Istnieje wygodniejszy sposób oznaczania miejsc podczas takich badań. Aby z niego skorzystać, oprócz GPS-a, potrzebny jest cyfrowy aparat fotograficzny. Sposób ten wykorzystywany jest głównie przez fotografów-podróżników, jednak podczas badań powierzchniowych i prospekcji prowadzonych przez archeologów, sprawdza się równie dobrze. Nie trzeba zapisywać współrzędnych każdego interesującego nas miejsca. Wystarczy mieć włączony GPS i zrobić zdjęcie. Szczególnie ułatwia to pracę archeologa lotniczego, który często nie ma czasu na jednoczesne wykonywanie zdjęć i zapisywanie ich lokalizacji w odbiorniku GPS.

Każde zdjęcie cyfrowe ma zapisane w sobie informacje m.in. o czasie i sposobie jego wykonania. Dane te wprowadzane są do pliku w momencie wykonania zdjęcia. Producenci aparatów stworzyli jeden kompatybilny format zapisu tych informacji – EXIF. W tym standardzie przewidziano również miejsce na koordynaty geograficzne.

Dotychczas niestety niewiele aparatów fotograficznych ma wbudowany odbiornik GPS, dlatego, w celu wprowadzenia danych geograficznych, potrzebne jest odpowiednie oprogramowanie i dodatkowy odbiornik GPS. Urządzenie powinno mieć możliwość zapisywania tzw. śladu. Proces nadania zdjęciom lokalizacji nazywany jest geotagowaniem.

Do jego przeprowadzania niezbędne jest zsynchronizowanie czasu i daty z odbiornika GPS z aparatem cyfrowym. Należy zrobić to przed wyjściem na badania. Czas powinien być dopasowany do zegara GPS z sekundową dokładnością. Jest to jedyna czynność jaką trzeba wykonać przed wyjazdem w teren.

Podczas pracy GPS powinien być uruchomiony z funkcją zapisywania śladu. Większość odbiorników ma możliwość ustawienia, czy ślad będzie się zapisywał co określony przedział czasu, czy w zależności od odległości. Im dokładniej zostaną ustawione parametry, tym bardziej precyzyjna będzie lokalizacja wykonanych zdjęć. Po wybraniu ustawień można przemierzać badany teren, wykonując zdjęcia wszędzie tam, gdzie zapisana ma być lokalizacja. Należy pamiętać o tym, aby GPS nie był schowany zbyt głęboko w plecaku oraz okresowo sprawdzać, czy nawiązał łączność z satelitami. W terenie zadrzewionym lub górzystym może być to utrudnione i wymagać więcej czasu.

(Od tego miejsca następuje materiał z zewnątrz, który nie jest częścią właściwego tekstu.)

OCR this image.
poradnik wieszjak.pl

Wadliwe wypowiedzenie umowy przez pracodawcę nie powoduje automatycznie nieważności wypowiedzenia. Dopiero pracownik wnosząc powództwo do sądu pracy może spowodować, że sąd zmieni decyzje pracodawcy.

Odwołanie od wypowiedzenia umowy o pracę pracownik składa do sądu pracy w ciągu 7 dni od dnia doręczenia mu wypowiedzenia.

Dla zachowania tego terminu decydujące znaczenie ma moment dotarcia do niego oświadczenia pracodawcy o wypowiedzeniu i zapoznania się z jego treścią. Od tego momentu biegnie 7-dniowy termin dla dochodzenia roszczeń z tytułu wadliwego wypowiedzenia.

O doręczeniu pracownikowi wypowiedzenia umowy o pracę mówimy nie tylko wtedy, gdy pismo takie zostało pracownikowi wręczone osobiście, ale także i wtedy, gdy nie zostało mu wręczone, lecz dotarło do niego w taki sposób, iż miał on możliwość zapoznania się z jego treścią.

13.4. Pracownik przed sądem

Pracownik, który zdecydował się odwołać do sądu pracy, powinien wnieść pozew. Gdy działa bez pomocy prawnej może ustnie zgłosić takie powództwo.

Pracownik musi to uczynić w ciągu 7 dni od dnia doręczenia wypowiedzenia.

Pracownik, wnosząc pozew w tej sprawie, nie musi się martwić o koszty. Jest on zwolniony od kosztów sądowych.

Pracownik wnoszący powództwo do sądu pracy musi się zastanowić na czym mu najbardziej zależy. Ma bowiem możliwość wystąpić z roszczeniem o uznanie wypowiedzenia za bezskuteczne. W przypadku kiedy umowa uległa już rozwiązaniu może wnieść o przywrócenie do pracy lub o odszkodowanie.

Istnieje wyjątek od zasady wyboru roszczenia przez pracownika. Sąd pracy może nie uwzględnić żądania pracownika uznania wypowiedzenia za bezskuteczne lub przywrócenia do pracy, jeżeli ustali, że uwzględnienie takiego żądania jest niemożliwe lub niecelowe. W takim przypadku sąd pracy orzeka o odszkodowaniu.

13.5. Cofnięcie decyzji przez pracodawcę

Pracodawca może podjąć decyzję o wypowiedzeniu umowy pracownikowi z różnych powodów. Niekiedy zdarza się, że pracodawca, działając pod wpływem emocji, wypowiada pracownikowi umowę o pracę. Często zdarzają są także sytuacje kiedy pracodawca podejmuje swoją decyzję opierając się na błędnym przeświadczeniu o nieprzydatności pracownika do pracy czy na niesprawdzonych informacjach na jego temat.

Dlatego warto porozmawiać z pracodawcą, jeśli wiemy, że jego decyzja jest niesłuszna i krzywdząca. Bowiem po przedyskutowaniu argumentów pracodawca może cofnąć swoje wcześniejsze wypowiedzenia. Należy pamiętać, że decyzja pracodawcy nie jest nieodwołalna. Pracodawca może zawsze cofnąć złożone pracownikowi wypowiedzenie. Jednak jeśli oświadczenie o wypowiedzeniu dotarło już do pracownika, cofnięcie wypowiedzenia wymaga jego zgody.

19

Samouczek – Jak nadawać zdjęciom współrzędne geograficzne w programie Geosetter?

Efektem badań są zdjęcia i szlak zapisany w postaci pliku. Wszystkie te dane należy przegrać do komputera. Trasa zapisywana jest w formacie odpowiednim dla danego producenta GPS. W programie Geosetter obsługiwanych jest wiele urządzeń różnych producentów, niemniej jednak należy upewnić się, że nasz GPS jest z nim kompatybilny lub użyć innego oprogramowania do geotagowania. Geosetter został wybrany, ponieważ jest programem darmowym i oferuje większość potrzebnych funkcji. Ma możliwość nadawania lokalizacji nawet plikom graficznym w formacie RAW.

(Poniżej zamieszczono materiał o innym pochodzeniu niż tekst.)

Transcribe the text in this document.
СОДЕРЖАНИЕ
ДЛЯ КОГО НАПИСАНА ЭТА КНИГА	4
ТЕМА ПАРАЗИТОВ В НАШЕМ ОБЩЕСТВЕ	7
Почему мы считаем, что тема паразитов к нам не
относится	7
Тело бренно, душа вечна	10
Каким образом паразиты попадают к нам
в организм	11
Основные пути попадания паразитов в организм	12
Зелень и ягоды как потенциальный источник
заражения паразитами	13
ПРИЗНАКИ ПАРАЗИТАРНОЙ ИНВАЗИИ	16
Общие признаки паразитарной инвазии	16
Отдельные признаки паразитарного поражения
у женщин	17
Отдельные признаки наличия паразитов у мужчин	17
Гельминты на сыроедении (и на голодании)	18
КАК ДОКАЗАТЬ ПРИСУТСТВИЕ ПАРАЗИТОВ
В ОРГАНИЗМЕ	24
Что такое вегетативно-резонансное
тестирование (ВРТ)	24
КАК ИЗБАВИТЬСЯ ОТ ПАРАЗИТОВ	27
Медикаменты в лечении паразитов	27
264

Dzięki skoordynowaniu czasu i daty w aparacie i GPS-ie, program jest w stanie dopasować każde ze zdjęć do danej lokalizacji. Pliki z zapisanymi koordynatami można zapisać jako nowe wersje lub nadpisać na oryginały. Geosetter przejrzyście prezentuje wykonaną trasę i lokalizację wykonania każdego zdjęcia na mapie Google Maps.

Gdy zdjęcia posiadają już koordynaty geograficzne, do ich odtworzenia możemy posłużyć się również zwykłą przeglądarką graficzną. Dane o lokalizacji geograficznej są obsługiwane przez m.in.: Irfanview, do którego należy ściągnąć również zestaw wtyczek (tzw. pluginów) oraz Faststone Image Viewer. Posiadają one opcję, która umożliwia bezpośrednie wskazanie miejsca wykonania zdjęcia w Google Earth.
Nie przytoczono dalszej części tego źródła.